My husband held my hand as person after person was called in to see if they could find the ‘nasty ones’. They were not there. They had been there in an ultrasound one month earlier, but on the day of the biopsies, they could not be found. Not by the first ultrasound tech. Not by the second. Not by the radiologist. Not by any of the three pathologist. They were gone. The pathologist eventually decided to take samples of the only two lymph nodes he could see. My thirty-eighth birthday was spent awaiting the diagnosis of those samples.
Yesterday, June 18th, was another birthday for me. It was the day that I stopped and acknowledged that one year earlier I received a phone call that lit a fire inside of me.
I hit the talk button and said, “Hello.” My doctor said, “I have your biopsy results. I don’t know why your tumor markers showed up and multiplied and I don’t know what happened with those lymph nodes, but YOU’RE CANCER FREE!”
This birthday was so much bigger to me than the one celebrating my birth. It was a celebration of just how big God loves me. It was a celebration of my acceptance of that love.
To cap off my cancer-free birthday, Christine Caine was speaking at our church. If you ever have a chance to hear her…GO! She crams more of God’s truth into every breath than most people will in a lifetime. The first time I ever even heard her name was after we returned from Serbia. It turns out that she was adopted and that she was not given a name at birth. It also just happens that she has a ministry that is stopping human trafficking in Eastern Europe. I was broken by how much significance there was in the fact that God put me in a seat in that building to hear what she had to say.
She started her message in Deuteronomy 1. Verse 2 tells us that, “It takes ELEVEN DAYS to go from Horeb to Kadesh Barnea by the Mount Seir road.” Verse 3 tells us that it took the Israelites FORTY YEARS to make that journey because of one act of doubt and disbelief.
I awoke this morning and read the whole chapter. In verse 6, Moses tells the Israelites,
The Lord our God said to us, “You have stayed long enough at this mountain.”

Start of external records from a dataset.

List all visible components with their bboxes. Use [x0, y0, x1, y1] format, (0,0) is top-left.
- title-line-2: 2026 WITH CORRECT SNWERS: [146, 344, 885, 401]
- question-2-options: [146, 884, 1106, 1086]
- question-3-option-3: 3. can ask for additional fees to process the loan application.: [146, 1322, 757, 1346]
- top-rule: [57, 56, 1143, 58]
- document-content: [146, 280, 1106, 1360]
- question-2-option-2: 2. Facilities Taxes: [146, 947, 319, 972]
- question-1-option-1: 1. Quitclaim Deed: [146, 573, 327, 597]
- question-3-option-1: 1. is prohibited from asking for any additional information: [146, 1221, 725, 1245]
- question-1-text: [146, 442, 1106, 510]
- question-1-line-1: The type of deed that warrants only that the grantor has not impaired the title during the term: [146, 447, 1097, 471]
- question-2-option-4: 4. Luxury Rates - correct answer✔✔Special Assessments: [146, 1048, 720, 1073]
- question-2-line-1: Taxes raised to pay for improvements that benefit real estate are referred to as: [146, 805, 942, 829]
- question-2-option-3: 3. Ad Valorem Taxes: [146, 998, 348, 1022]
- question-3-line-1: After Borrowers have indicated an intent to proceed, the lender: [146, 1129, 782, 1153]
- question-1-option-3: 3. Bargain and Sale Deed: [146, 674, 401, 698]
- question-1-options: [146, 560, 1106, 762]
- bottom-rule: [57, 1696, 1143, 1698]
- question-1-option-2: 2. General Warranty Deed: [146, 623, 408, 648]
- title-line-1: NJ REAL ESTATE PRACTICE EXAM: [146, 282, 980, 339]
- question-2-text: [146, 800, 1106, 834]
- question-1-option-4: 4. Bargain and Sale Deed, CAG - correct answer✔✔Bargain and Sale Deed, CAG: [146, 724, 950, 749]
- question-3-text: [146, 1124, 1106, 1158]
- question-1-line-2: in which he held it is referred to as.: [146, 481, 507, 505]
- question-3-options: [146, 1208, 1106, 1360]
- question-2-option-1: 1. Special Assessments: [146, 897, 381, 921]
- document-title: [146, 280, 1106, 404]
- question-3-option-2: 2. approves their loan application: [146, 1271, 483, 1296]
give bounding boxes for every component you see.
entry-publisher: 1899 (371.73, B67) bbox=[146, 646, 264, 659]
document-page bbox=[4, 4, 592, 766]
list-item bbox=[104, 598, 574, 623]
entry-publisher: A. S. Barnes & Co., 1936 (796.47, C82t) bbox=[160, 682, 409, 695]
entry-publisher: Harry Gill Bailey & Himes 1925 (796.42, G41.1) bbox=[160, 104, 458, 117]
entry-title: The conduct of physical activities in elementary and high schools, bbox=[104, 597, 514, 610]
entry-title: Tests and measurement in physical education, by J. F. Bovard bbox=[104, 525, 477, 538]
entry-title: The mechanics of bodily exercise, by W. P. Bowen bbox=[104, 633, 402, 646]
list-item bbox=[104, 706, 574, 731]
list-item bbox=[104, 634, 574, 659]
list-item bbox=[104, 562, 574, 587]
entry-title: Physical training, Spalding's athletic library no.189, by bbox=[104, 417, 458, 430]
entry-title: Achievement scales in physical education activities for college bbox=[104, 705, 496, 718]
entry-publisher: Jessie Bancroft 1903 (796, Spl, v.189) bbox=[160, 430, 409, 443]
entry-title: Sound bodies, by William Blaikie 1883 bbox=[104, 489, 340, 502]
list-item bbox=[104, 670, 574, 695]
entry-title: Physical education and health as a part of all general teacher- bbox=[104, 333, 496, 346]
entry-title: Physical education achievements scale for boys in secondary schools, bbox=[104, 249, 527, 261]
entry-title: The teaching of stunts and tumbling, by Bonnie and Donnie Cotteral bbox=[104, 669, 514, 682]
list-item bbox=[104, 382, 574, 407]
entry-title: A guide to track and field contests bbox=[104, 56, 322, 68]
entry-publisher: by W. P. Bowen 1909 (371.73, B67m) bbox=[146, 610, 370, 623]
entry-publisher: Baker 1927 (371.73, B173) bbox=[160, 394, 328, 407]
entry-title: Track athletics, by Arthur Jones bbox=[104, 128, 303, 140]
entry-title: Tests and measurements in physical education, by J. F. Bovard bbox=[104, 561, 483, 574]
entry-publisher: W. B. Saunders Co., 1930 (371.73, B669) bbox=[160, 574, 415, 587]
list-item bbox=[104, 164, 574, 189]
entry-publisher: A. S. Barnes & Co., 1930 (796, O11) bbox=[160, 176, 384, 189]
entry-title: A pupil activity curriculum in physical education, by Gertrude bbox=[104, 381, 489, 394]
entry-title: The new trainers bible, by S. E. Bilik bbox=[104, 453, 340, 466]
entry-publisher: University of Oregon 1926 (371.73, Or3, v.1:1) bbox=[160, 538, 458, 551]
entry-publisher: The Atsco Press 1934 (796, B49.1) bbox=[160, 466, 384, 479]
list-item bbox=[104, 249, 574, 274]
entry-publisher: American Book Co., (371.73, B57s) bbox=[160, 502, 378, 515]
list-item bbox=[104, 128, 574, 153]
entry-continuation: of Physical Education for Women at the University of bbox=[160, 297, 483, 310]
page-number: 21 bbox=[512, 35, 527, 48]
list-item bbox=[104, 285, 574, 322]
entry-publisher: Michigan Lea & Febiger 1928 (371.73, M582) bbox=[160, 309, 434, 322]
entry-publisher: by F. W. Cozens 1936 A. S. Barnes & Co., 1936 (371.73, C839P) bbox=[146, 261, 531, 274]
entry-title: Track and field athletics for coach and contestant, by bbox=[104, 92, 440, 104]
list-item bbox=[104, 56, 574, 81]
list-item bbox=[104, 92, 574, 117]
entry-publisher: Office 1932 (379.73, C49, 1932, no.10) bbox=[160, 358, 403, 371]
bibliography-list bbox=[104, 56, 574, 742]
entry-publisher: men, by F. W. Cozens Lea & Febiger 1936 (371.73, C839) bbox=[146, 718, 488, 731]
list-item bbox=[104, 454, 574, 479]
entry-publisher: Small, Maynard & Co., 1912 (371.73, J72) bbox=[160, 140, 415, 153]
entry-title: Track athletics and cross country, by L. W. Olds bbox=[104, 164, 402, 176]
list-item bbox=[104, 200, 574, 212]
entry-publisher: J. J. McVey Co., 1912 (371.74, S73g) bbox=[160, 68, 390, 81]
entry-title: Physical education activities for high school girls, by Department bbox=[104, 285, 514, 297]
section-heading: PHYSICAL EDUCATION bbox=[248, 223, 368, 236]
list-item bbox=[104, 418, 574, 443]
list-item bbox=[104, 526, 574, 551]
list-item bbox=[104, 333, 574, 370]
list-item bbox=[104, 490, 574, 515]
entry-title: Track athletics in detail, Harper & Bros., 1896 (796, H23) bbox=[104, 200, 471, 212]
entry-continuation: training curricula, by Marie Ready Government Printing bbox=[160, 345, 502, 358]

The healing that took place in my body last year was insignificant in comparison to the healing he has been done in my spirit since my cancer diagnosis. I suppose that every person who is diagnosed with cancer changes in some way. You just can’t ever look at life through the same lenses after you hear that word applied to your body. For me, I saw my diagnosis as a pinnacle. I spent thirty-eight years trying to climb a mountain with the weight of a lifetime of wounds on my back. I was dragging pain and guilt and shame and self-defeat and all the ugliness of the world along with me. The weights never let me climb more than a few feet before I tumbled back down again.
In May of 2007, when a doctor avoided eye contact while telling me that I had pretty advanced thyroid cancer, I was given a chance to leave my weight on that mountain. God was saying to me that I had been there long enough.
The fire that God planted in me with my diagnosis was really just a big seed of urgency. We have no tomorrows promised and if we have any hope of fulfilling God’s plan for our lives, we need to do it with urgency. God has a purpose for me that can never be accomplished with a bag-full of junk on my back and I never again want to take decades to get somewhere that should have taken eleven days.
I had to wait two years to hear that I was cancer-free and it took just about that long for me to leave some of those weights on that mountain.
In this fortieth year of my life, I hope to wake up every day with the fire of urgency. I pray that God continue to show me purpose and that He continue to provide me with the strength and character to fulfill that purpose. And I thank Him. For second chances. For freedom from the weights of the past. For victory. For purpose. For life.